日立製作所、大みか事業所に生成AIエージェント導入 品質保証業務を9割効率化

2025年6月26日、日立製作所は茨城県日立市の大みか事業所において、品質保証業務に生成AIエージェントを導入したと発表した。
実証を通じて、トラブル対応の情報検索時間を約90%削減し、若手担当者の即応力強化に寄与する結果が得られた。
品質保証業務に生成AI 検索時間を約90%短縮
日立製作所は、電力・鉄道・上下水道など社会インフラに関わる機器の品質保証業務において、生成AIエージェントの導入効果を確認した。
対象は同社の大みか事業所(茨城県日立市)で、2024年10月から2025年3月にかけて実証実験を実施。6月26日にその成果を発表した。

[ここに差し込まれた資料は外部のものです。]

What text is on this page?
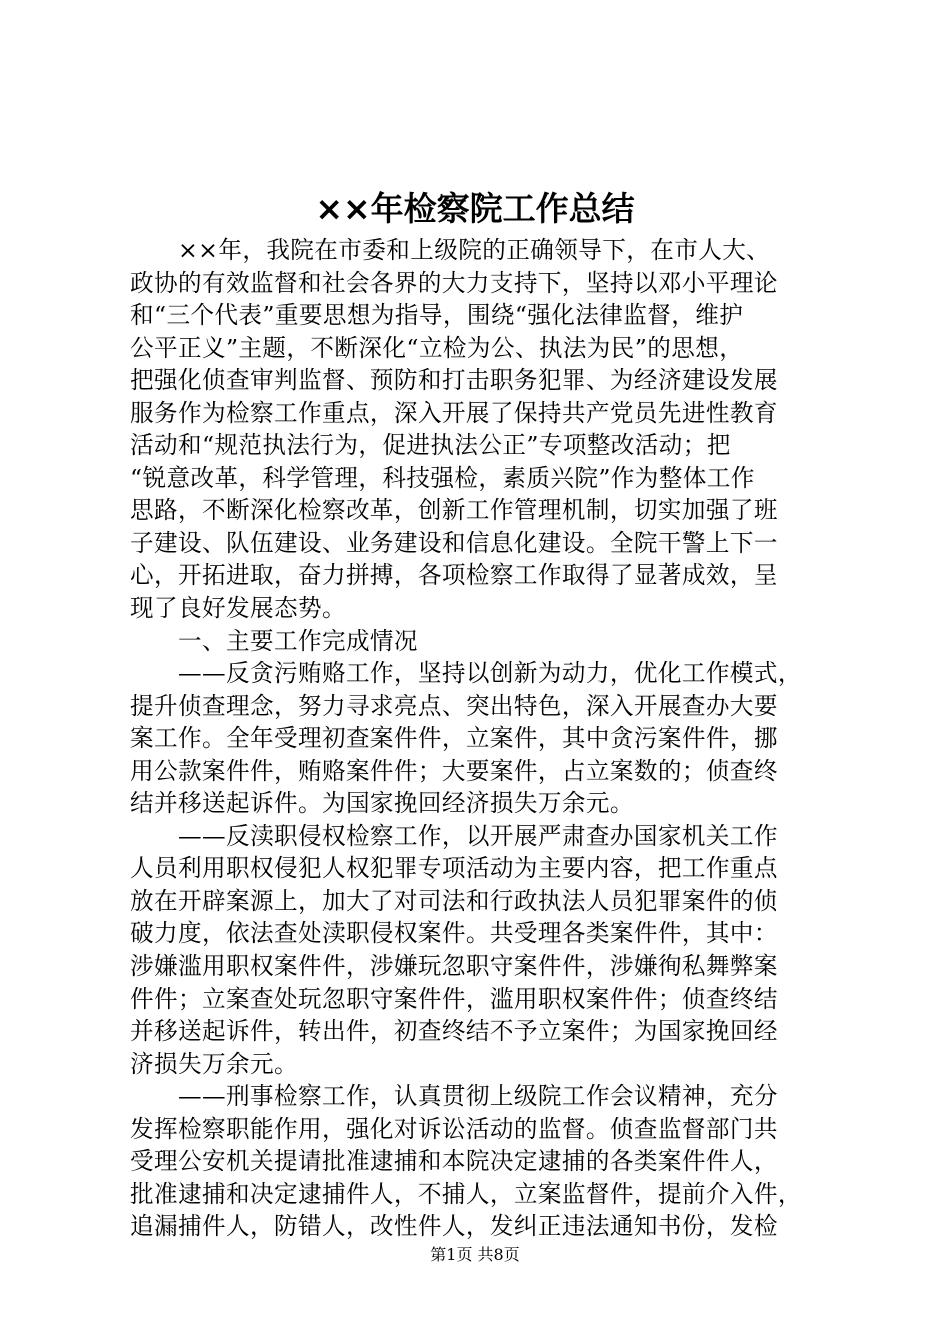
××年检察院工作总结
　　××年，我院在市委和上级院的正确领导下，在市人大、
政协的有效监督和社会各界的大力支持下，坚持以邓小平理论
和“三个代表”重要思想为指导，围绕“强化法律监督，维护
公平正义”主题，不断深化“立检为公、执法为民”的思想，
把强化侦查审判监督、预防和打击职务犯罪、为经济建设发展
服务作为检察工作重点，深入开展了保持共产党员先进性教育
活动和“规范执法行为，促进执法公正”专项整改活动；把
“锐意改革，科学管理，科技强检，素质兴院”作为整体工作
思路，不断深化检察改革，创新工作管理机制，切实加强了班
子建设、队伍建设、业务建设和信息化建设。全院干警上下一
心，开拓进取，奋力拼搏，各项检察工作取得了显著成效，呈
现了良好发展态势。
　　一、主要工作完成情况
　　——反贪污贿赂工作，坚持以创新为动力，优化工作模式，
提升侦查理念，努力寻求亮点、突出特色，深入开展查办大要
案工作。全年受理初查案件件，立案件，其中贪污案件件，挪
用公款案件件，贿赂案件件；大要案件，占立案数的；侦查终
结并移送起诉件。为国家挽回经济损失万余元。
　　——反渎职侵权检察工作，以开展严肃查办国家机关工作
人员利用职权侵犯人权犯罪专项活动为主要内容，把工作重点
放在开辟案源上，加大了对司法和行政执法人员犯罪案件的侦
破力度，依法查处渎职侵权案件。共受理各类案件件，其中：
涉嫌滥用职权案件件，涉嫌玩忽职守案件件，涉嫌徇私舞弊案
件件；立案查处玩忽职守案件件，滥用职权案件件；侦查终结
并移送起诉件，转出件，初查终结不予立案件；为国家挽回经
济损失万余元。
　　——刑事检察工作，认真贯彻上级院工作会议精神，充分
发挥检察职能作用，强化对诉讼活动的监督。侦查监督部门共
受理公安机关提请批准逮捕和本院决定逮捕的各类案件件人，
批准逮捕和决定逮捕件人，不捕人，立案监督件，提前介入件，
追漏捕件人，防错人，改性件人，发纠正违法通知书份，发检
第1页 共8页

従来の品質保証業務では、機器トラブル発生時に過去の類似事例や技術資料を手動で検索し、適切な対策を導出する必要があった。だが、その判断には熟練者の勘や経験といった暗黙知が不可欠であり、若手担当者による迅速な対応が困難だった。
今回の実証では、既存の支援ツールに生成AIを統合し、熟練者が活用する検索パターンや情報探索プロセスを形式知として学習させた。
鉄道システムにおける実証では、問い合わせ内容をAIが理解し、類似ドキュメントの表示や質問文の提示を通じて、経験を問わず短時間での対応が可能となった。
その結果、検索時間が約9割削減されただけでなく、顧客満足度向上につながる初報レポートの迅速作成も実現。品質保証業務の高度化と効率化において大きな進展が見られた。
ナレッジの共有が加速 AIが属人化の壁を突破へ
今回の導入により、品質保証における知見や対応ノウハウの属人化という課題の解決に道が開かれた。AIが過去のトラブル対応記録や時系列データを分析・表示することで、ナレッジの共有が促進されたことが確認されている。
熟練者が不在の場合でも、AIが初動対応に必要な情報を提示できるようになった点も注目に値する。
今後は、顧客自身がトラブル情報へ直接アクセスし、24時間体制での初期対応が可能となる構想も検討されている。これにより、経験の浅い担当者でも初報作成のドラフトを短時間で出力でき、業務の平準化と属人性排除が進むと見られる。
また、発生傾向などの特徴量をAIが抽出することで、問題の予兆把握や製品ごとの弱点分析も容易になると期待されている。
日立は、2026年度を目標に、鉄道システムにとどまらず、電力や上下水道など大みか事業所全体の品質保証業務への生成AIの活用範囲を拡大していく構えだ。